Cover Story
California Dreamin'
The ballad of a local kid who loved movies and comic books so much he moved to Hollywood...where he writes movies and comic books
Published: July 27, 2011
I'm still troubled by one L.A. memory: A dirty morning crashing hard on blow in that Hollywood apartment above Franklin Avenue while my then-wife was in rehab. I was wrecked and alone on the wrong side of night with the sun rising on my flawed existence through fake French doors that opened to the sky. Century City sort of quivered in the distance to the west ... faint flashes of the Pacific beyond. A gray L.A. morning, but eerily clear.
Through an east-looking window I froze on the beautiful Spanish-revivalist tower and neon of the Alto Nido apartments. That's where failed journalist-turned-scriptwriter Joe Gillis lived, William Holden's character in the Hollywood-consumes-Hollywood classic Sunset Boulevard. It felt more real than it should've in lovely old Tinseltown, in its spectral visions of dead silent-film stars and alcoholic casting agents and spent scriptwriters, in the bars, arched entries and flora-rich hills that lie east of La Brea. Man, I didn't stand a chance against a city so full of cocaine and self-belief.
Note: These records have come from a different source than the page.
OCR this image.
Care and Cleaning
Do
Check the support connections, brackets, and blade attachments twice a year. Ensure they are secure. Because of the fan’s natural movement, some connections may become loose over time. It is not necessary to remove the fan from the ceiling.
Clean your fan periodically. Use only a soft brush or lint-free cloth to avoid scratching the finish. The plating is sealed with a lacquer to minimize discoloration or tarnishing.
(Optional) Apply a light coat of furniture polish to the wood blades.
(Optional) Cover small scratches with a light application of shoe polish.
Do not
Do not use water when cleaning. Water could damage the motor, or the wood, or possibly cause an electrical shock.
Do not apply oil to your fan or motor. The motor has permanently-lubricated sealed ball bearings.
My little scene felt like a title sequence in a film adapted from a lost Hubert Selby Jr. novel, maybe one in which the protagonist ultimately self-immolates or something. God, I thought, how does anyone win in this shithole?
I was a cliché.
Aside from using L.A. as launch pad into a screenwriting career, Cole Haddon is conspicuously opposite old Joe Gillis. Instead of floating face-down in a swimming pool, he's still expressively fresh-faced — slightly cynical maybe, but barely sullied. And, aside from a handful of music and film publicists he'd "met" via e-mail, which doesn't mean jack, he really didn't know anyone in L.A., except a college bud and a dude in a band.
When he left Detroit not six years ago, I refrained from revealing my earlier personal experiences, but I told him that everyone and their grandpa writes movies and TV in L.A. — that's what the time between AA meetings is for. I don't think he understood. (Hell, I don't even think he drinks.) I sympathized because pain and suffering are harder on the innocent saps — they never see it coming.
Well, I'll be damned if Haddon didn't move to L.A. and become a rising screenwriting star, a kid "to watch" who film producers want to meet. (He's even getting married to a lovely screenwriter-producer.) Haddon is a writer with Hollywood heat whose "team" includes a killer manager (whom he met through his future sister-in-law) and a set of agents.
Even Thomas Jane, the star male prostitute of HBO's hit series Hung, is a Cole Haddon fan. He wrote me saying that Cole has what "we in Tinseltown have come to call 'an authentic voice.' He's not trying to copy anybody. Yet there is also something old-fashioned about Cole's work — a touch of the pulp novelist between the lines."